ところが曖昧さ(多義性)はそのまま残った。公会議が何を言おうとしているのか公会議が望んでいたことを知ろうとすることが難しいと言うことに、様々な発言と討論とを通じて人々は気づきだした。
人々は、こう言っていた。
「公会議はドグマ的公会議ではなく司牧的だ、私たちは新しい信徳道理(ドグマ)を定義するのを望まない、真理を司牧的に説明するのだ」と。

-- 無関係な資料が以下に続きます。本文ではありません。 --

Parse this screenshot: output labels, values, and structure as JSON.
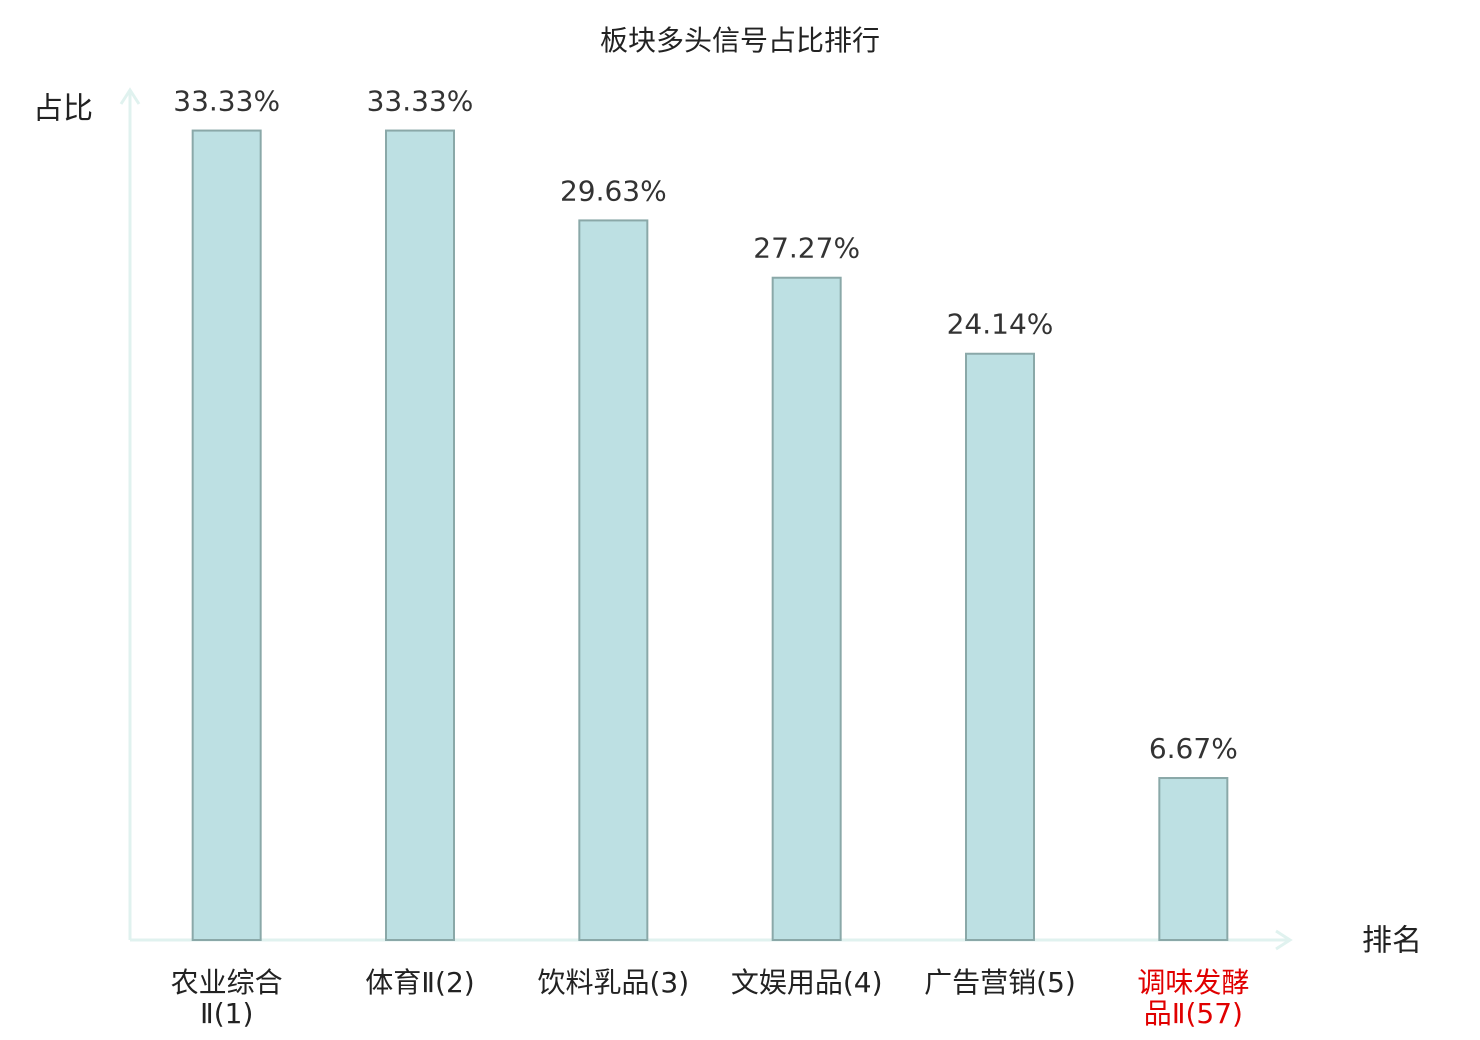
{
  "chart_data": {
    "type": "bar",
    "title": "板块多头信号占比排行",
    "y_label": "占比",
    "x_label": "排名",
    "categories": [
      [
        "农业综合",
        "Ⅱ(1)"
      ],
      [
        "体育Ⅱ(2)"
      ],
      [
        "饮料乳品(3)"
      ],
      [
        "文娱用品(4)"
      ],
      [
        "广告营销(5)"
      ],
      [
        "调味发酵",
        "品Ⅱ(57)"
      ]
    ],
    "category_colors": [
      "#222222",
      "#222222",
      "#222222",
      "#222222",
      "#222222",
      "#e00000"
    ],
    "values": [
      33.33,
      33.33,
      29.63,
      27.27,
      24.14,
      6.67
    ],
    "value_labels": [
      "33.33%",
      "33.33%",
      "29.63%",
      "27.27%",
      "24.14%",
      "6.67%"
    ],
    "color": "#bde0e3",
    "edge_color": "#8aa8a8",
    "axis_color": "#e0f2ef",
    "ylim": [
      0,
      35
    ]
  }
}
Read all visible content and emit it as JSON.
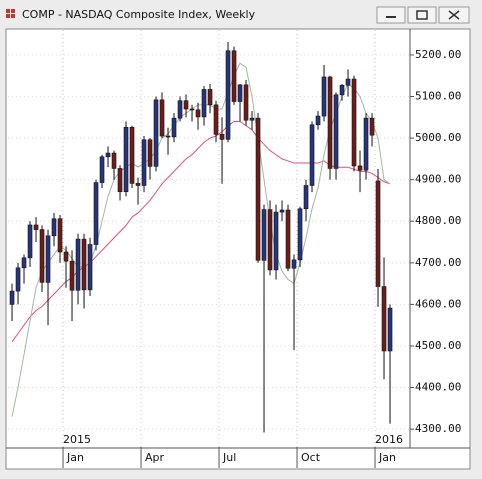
{
  "chart_data": {
    "type": "candlestick",
    "title": "COMP - NASDAQ Composite Index, Weekly",
    "open": [
      4600,
      4632,
      4688,
      4712,
      4791,
      4780,
      4653,
      4765,
      4806,
      4726,
      4704,
      4634,
      4757,
      4635,
      4744,
      4893,
      4955,
      4964,
      4927,
      4871,
      5026,
      4891,
      4886,
      4996,
      4932,
      5092,
      5005,
      5003,
      5048,
      5090,
      5070,
      5068,
      5051,
      5117,
      5080,
      5009,
      4997,
      5210,
      5088,
      5128,
      5043,
      5048,
      4706,
      4828,
      4683,
      4822,
      4827,
      4687,
      4707,
      4830,
      4886,
      5032,
      5053,
      5147,
      4927,
      5104,
      5127,
      5142,
      4933,
      4923,
      5048,
      4897,
      4643,
      4488
    ],
    "high": [
      4650,
      4700,
      4720,
      4800,
      4810,
      4790,
      4780,
      4820,
      4815,
      4740,
      4730,
      4770,
      4770,
      4760,
      4900,
      4960,
      4980,
      4970,
      4935,
      5040,
      5030,
      4905,
      5005,
      5000,
      5100,
      5110,
      5025,
      5060,
      5100,
      5105,
      5080,
      5085,
      5125,
      5130,
      5090,
      5050,
      5231,
      5220,
      5130,
      5140,
      5065,
      5060,
      4840,
      4850,
      4840,
      4850,
      4840,
      4720,
      4835,
      4900,
      5040,
      5065,
      5176,
      5150,
      5110,
      5130,
      5165,
      5150,
      4970,
      5060,
      5060,
      4926,
      4713,
      4600
    ],
    "low": [
      4560,
      4600,
      4650,
      4690,
      4750,
      4630,
      4550,
      4740,
      4700,
      4640,
      4560,
      4600,
      4590,
      4620,
      4730,
      4880,
      4930,
      4900,
      4850,
      4860,
      4880,
      4840,
      4870,
      4900,
      4920,
      5000,
      4960,
      4990,
      5040,
      5050,
      5040,
      5020,
      5030,
      5060,
      4990,
      4890,
      4990,
      5080,
      5040,
      5030,
      5020,
      4700,
      4292,
      4670,
      4660,
      4800,
      4680,
      4490,
      4690,
      4800,
      4870,
      5020,
      5040,
      4900,
      4900,
      5090,
      5100,
      4920,
      4870,
      4900,
      4980,
      4594,
      4420,
      4313
    ],
    "close": [
      4632,
      4688,
      4712,
      4791,
      4780,
      4653,
      4765,
      4806,
      4726,
      4704,
      4634,
      4757,
      4635,
      4744,
      4893,
      4955,
      4964,
      4927,
      4871,
      5026,
      4891,
      4886,
      4996,
      4932,
      5092,
      5005,
      5003,
      5048,
      5090,
      5070,
      5068,
      5051,
      5117,
      5080,
      5009,
      4997,
      5210,
      5088,
      5128,
      5043,
      5048,
      4706,
      4828,
      4683,
      4822,
      4827,
      4687,
      4707,
      4830,
      4886,
      5032,
      5053,
      5147,
      4927,
      5104,
      5127,
      5142,
      4933,
      4923,
      5048,
      5007,
      4643,
      4488,
      4591
    ],
    "up_color": "#27357a",
    "down_color": "#6e1e1a",
    "moving_averages": [
      {
        "color": "#e0507a",
        "values": [
          4510,
          4530,
          4550,
          4570,
          4585,
          4595,
          4610,
          4625,
          4640,
          4655,
          4665,
          4680,
          4690,
          4700,
          4715,
          4730,
          4745,
          4760,
          4775,
          4790,
          4810,
          4820,
          4835,
          4850,
          4870,
          4890,
          4905,
          4920,
          4935,
          4950,
          4960,
          4975,
          4990,
          5000,
          5005,
          5015,
          5030,
          5040,
          5040,
          5030,
          5020,
          5000,
          4985,
          4970,
          4960,
          4950,
          4945,
          4940,
          4940,
          4940,
          4940,
          4940,
          4945,
          4935,
          4930,
          4930,
          4930,
          4925,
          4920,
          4920,
          4915,
          4905,
          4895,
          4890
        ]
      },
      {
        "color": "#9fb89f",
        "values": [
          4330,
          4400,
          4480,
          4560,
          4640,
          4680,
          4700,
          4720,
          4740,
          4730,
          4710,
          4690,
          4690,
          4700,
          4740,
          4800,
          4860,
          4900,
          4920,
          4930,
          4940,
          4930,
          4940,
          4950,
          4970,
          5000,
          5010,
          5030,
          5050,
          5060,
          5070,
          5080,
          5080,
          5080,
          5070,
          5070,
          5110,
          5150,
          5180,
          5170,
          5100,
          5000,
          4900,
          4800,
          4720,
          4680,
          4660,
          4650,
          4700,
          4760,
          4830,
          4880,
          4960,
          5020,
          5060,
          5100,
          5130,
          5120,
          5100,
          5060,
          5040,
          5000,
          4900,
          4890
        ]
      }
    ],
    "xlim": [
      -0.67,
      66.33
    ],
    "xticks": [
      {
        "value": 9,
        "label": "Jan"
      },
      {
        "value": 22,
        "label": "Apr"
      },
      {
        "value": 35,
        "label": "Jul"
      },
      {
        "value": 48,
        "label": "Oct"
      },
      {
        "value": 61,
        "label": "Jan"
      }
    ],
    "year_labels": [
      {
        "value": 9,
        "label": "2015"
      },
      {
        "value": 61,
        "label": "2016"
      }
    ],
    "ylim": [
      4257,
      5260
    ],
    "yticks": [
      {
        "value": 4300,
        "label": "4300.00"
      },
      {
        "value": 4400,
        "label": "4400.00"
      },
      {
        "value": 4500,
        "label": "4500.00"
      },
      {
        "value": 4600,
        "label": "4600.00"
      },
      {
        "value": 4700,
        "label": "4700.00"
      },
      {
        "value": 4800,
        "label": "4800.00"
      },
      {
        "value": 4900,
        "label": "4900.00"
      },
      {
        "value": 5000,
        "label": "5000.00"
      },
      {
        "value": 5100,
        "label": "5100.00"
      },
      {
        "value": 5200,
        "label": "5200.00"
      }
    ],
    "grid": true
  }
}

自由主義者及び進歩主義者たちは曖昧な雰囲気の中で生きるのを好む。何も定義しないということを口実に、健全な教理を明確に説明することも放棄するのだろうか?
ルフェーブル大司教はこう説明する。
「だから、 11月 27日の私の提案、それは私が既に中央準備委員会に提出した提案で、 120人という大多数の委員たちの承認を受けた提案があったのです。公会議でその提案はルッフィーニ枢機卿及びロワ大司教(Mgr Moy, ケベックの大司教)を含める幾つかの票を得ていました。この提案は、公会議の‘司牧的’性格とは何だったのか正確に設定する機会となっていたことでしょう。」
大司教はマイクの前に立ってこう言った。
「現代の誤謬に割りこむ余地を与えないように私たちの教理をどうやって定義し、そして一つの同じ文書の中で、どうやったら神学をよく知らない人々にこの真理を分かりやすく理解させることができるだろうか?」
革新者たち皆が耳をそばだてていた。このルフェーブルという男は、彼らの計画を可能ならしめていた「司牧的」という単語の曖昧さを取り除いてしまおうと何を提案するのだろうか?と。
ルフェーブル大司教はこう言った。
「それぞれの委員会は二つの文献、すなわち一つはより教義的なテキストで神学者たちのための文書であり、他方はより司牧的で、カトリックであれ非カトリックであれ、あるいは未信者たちであれ、その他の人々のための文書を作ることができるはずです。」
大司教は自分が出す解法の長所を詳しく説明した。しかし彼らはこれ以上彼の言葉を聞こうと思わなかった。何だって? 二つの文書だと! そうなら仕事が二倍になる。いずれにしてもスコラ哲学的な用語を使うことなど問題外だ。
勿論、ルフェーブル大司教は精緻な正確さを持ってこれら二つの反論に論駁していた。すなわち、むしろ仕事が単純になるだろう、そして皆が公会議から最大の利益を引き出すことができるであろう、と。
しかし自由主義者たちと新近代主義者たちは、多義性というベールを保ち続けようと堅たく決心していた。